Salatgurken selber einlegen: Rezepte

Auch wenn sie normalerweise frisch gegessen werden, können Sie Salatgurken selber einlegen, um sie länger haltbar zu machen.


Wer Salatgurken im Garten zieht, kennt das Problem nur zu gut: es gibt Jahre, da fällt die Ernte eher spärlich aus, dafür ist sie in anderen um so reichhaltiger. Da sie nicht gerade für ihre lange Haltbarkeit berühmt sind, ist nun die beste Lösung, wenn Sie die Salatgurken selber einlegen. Eigentlich wird die Salatgurke hauptsächlich für den Rohverzehr verwendet, aber das liegt nur daran, dass sie eher als ihre Artgenossen auch dafür geeignet ist. Prinzipiell kann die Salatgurke genauso gut geschmort, gedünstet oder eingelegt werden.

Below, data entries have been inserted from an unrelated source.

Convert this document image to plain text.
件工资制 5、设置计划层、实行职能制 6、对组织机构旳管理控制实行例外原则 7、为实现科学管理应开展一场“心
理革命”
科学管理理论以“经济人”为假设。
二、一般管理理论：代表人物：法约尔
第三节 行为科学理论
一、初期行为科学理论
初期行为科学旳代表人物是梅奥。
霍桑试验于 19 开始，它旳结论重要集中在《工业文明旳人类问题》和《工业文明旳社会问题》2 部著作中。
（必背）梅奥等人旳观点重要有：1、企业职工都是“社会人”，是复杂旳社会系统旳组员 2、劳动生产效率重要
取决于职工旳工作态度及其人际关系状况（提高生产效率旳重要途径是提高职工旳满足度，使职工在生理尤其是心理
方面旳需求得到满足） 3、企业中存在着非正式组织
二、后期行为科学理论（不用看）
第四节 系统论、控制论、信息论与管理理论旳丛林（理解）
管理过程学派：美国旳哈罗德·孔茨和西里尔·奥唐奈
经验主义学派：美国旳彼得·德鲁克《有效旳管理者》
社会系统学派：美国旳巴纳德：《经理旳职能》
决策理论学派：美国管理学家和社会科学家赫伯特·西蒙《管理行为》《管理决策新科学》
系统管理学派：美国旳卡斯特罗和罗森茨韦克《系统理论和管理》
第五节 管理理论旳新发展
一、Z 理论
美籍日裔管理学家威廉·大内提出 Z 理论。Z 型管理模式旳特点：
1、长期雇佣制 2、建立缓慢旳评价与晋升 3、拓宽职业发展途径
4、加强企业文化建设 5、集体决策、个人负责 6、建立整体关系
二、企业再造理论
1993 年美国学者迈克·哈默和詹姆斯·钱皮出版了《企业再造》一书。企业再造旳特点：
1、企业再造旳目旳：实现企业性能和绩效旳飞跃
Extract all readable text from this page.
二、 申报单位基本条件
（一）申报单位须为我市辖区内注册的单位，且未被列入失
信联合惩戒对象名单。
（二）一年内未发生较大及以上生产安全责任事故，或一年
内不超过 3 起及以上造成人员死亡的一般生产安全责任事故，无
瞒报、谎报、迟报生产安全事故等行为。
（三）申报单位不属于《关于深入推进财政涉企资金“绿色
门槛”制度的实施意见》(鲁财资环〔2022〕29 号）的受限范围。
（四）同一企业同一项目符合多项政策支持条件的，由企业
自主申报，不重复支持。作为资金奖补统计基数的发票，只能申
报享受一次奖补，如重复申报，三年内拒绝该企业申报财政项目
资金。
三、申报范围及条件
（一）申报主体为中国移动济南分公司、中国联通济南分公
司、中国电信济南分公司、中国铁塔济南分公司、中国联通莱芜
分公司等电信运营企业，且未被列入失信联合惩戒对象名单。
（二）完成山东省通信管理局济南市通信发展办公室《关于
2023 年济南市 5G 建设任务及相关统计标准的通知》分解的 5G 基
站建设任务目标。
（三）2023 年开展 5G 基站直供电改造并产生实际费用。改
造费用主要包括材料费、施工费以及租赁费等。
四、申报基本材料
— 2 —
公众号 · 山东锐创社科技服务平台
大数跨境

Ob Mini- oder Schlangengurke, das Grundrezept bleibt gleich

  • Auch wenn grundsätzlich zwischen Salatgurken und Einlegegurken unterschieden wird, können Sie problemlos Salatgurken selber einlegen. Sie müssen dafür nur geschält und in Scheiben geschnitten werden, aber das Basisrezept bleibt prinzipiell gleich.
  • Für den Aufguss können Sie vorgefertigte Produkte verwenden, die bereits Auszüge aus Kräutern enthalten oder diesen selbst produzieren. Dafür wird ein Sud aus Essig, Apfelsaft, Zucker, Estragon und Lorbeer aufgekocht. Vermischen Sie nun die Gurken mit frischem Dill, Senf- und Pfefferkörnen und füllen sie in Einweckgläser, die vorher heiß ausgespült wurden.
  • Dann wird der Sud darüber gegossen und die Gläser fest verschlossen. Diese werden anschließend für 25 Minuten bei einer möglichst gleich bleibenden Temperatur von 85 Grad erhitzt. Danach abkühlen lassen. Wenn Sie Salatgurken selber einlegen, sollten auch diese vor dem Verzehr mindestens für zwei bis drei Wochen ruhen.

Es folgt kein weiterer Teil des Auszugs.